I have a scenario where I need to multiply a small size vector a with a huge and highly sparse matrix b. Here's a simplified version of the code:

import numpy as np

B = 32
M = 10000000

a = np.random.rand(B)
b = np.random.rand(B, M)
b = b > 0.9

result = a @ b

In my actual use case, the b matrix is loaded from a np.memmap file due to its large size. Importantly, b remains unchanged throughout the process, and will be performing the inner product with different vectors a each time, so any pre-process on b to leverage its sparse nature is allowed.
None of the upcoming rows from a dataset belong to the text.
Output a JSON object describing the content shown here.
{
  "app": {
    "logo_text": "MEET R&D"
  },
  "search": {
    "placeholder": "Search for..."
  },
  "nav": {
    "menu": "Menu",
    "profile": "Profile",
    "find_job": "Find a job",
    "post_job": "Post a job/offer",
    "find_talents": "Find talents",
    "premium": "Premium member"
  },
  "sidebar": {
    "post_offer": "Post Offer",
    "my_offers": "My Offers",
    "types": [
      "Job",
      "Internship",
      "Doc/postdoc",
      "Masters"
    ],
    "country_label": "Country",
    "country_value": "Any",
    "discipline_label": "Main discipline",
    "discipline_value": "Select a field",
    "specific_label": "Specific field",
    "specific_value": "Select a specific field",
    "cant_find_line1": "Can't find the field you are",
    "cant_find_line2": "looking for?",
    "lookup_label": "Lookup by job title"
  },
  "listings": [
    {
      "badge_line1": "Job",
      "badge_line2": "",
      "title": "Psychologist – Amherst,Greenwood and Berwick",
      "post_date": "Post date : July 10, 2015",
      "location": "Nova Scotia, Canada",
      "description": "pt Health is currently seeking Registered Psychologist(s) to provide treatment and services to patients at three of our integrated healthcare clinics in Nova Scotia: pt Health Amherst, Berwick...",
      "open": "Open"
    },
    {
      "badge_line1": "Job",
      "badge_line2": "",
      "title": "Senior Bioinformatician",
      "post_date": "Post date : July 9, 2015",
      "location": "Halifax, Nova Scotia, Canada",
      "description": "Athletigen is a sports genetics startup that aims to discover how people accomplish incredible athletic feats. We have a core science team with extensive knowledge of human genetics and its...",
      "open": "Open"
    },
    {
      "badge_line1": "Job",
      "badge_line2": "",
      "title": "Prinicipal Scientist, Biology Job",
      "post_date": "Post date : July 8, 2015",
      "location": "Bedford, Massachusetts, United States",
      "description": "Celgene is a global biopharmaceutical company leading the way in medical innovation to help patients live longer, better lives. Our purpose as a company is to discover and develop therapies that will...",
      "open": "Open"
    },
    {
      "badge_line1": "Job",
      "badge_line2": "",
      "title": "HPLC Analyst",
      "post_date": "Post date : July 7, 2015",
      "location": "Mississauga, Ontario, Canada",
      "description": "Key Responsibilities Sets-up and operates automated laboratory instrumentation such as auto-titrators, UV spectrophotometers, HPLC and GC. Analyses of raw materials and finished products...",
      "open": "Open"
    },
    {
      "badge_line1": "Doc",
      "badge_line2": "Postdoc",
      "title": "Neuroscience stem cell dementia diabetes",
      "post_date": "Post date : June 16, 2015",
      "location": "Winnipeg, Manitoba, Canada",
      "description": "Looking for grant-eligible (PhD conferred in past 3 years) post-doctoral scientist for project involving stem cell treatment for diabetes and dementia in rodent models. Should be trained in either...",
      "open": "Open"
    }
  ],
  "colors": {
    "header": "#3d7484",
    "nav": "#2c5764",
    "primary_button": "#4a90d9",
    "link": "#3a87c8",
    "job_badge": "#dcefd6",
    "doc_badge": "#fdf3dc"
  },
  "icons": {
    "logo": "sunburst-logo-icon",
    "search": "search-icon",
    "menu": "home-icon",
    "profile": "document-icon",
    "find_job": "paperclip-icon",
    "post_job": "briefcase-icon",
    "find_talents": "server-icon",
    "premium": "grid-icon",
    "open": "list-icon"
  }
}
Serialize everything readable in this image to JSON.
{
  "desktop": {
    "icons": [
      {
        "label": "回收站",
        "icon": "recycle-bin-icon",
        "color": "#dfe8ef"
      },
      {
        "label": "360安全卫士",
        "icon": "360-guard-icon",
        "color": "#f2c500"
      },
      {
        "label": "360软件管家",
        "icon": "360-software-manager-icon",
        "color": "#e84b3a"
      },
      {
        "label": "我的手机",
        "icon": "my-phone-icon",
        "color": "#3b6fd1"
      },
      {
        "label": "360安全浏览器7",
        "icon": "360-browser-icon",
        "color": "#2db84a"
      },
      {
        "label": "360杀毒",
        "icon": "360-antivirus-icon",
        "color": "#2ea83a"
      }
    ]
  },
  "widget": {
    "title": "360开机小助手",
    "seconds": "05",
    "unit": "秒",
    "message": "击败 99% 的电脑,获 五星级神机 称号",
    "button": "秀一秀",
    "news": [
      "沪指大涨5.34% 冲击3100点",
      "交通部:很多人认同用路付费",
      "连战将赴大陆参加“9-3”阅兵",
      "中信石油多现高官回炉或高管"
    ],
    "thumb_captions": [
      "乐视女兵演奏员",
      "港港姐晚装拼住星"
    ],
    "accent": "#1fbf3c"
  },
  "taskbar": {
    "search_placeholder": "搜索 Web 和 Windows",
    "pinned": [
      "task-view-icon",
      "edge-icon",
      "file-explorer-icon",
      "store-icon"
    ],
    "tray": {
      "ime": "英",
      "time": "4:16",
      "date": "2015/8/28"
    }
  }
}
I'm seeking suggestions on how to optimize this matrix multiplication speed. Any insights or code examples would be greatly appreciated.


Solution

  • Testing with a smaller M - I don't want to hang my machine with memory errors or long calcs:

    In [340]: B = 32
         ...: M = 10000
         ...: 
         ...: a = np.random.rand(B)
         ...: b = np.random.rand(B, M)
         ...: b = b > 0.9
         ...: 
         ...: 
    In [341]: timeit a@b
    1.23 ms ± 21.4 µs per loop (mean ± std. dev. of 7 runs, 1,000 loops each)
    In [342]: timeit np.einsum('i,ij',a,b)
    590 µs ± 3.83 µs per loop (mean ± std. dev. of 7 runs, 1,000 loops each)
    In [343]: timeit np.einsum('i,ij',a,b, optimize=True)
    1.57 ms ± 83 µs per loop (mean ± std. dev. of 7 runs, 1,000 loops each)
    

    I'm a little surprised what einsum is so much faster. Often einsum ends up using the same BLAS functions as matmul, especially if optimize is turned on. The big difference between B and M dimensions probably has something to do with it. BLAS type of code probably was written with 'squarish' matrices in mind.

    Trying scipy.sparse:

    In [344]: from scipy import sparse
    In [345]: bM = sparse.csr_matrix(b)
    In [346]: timeit bM = sparse.csr_matrix(b)
    3.19 ms ± 13.3 µs per loop (mean ± std. dev. of 7 runs, 100 loops each)
    In [347]: bM
    Out[347]: 
    <32x10000 sparse matrix of type '<class 'numpy.bool_'>'
        with 32241 stored elements in Compressed Sparse Row format>
    In [348]: bM.indptr
    Out[348]: 
    array([    0,  1017,  2008,  3028,  4049,  5041,  5971,  6955,  7930,
            8957,  9986, 10978, 12031, 13050, 14067, 15072, 16142, 17140,
           18093, 19106, 20074, 21096, 22122, 23150, 24152, 25170, 26197,
           27232, 28271, 29233, 30246, 31226, 32241], dtype=int32)
    

    Creating the sparse matrix takes time. It in effect has to do a np.nonzero(b) on b to find the nonzero elements.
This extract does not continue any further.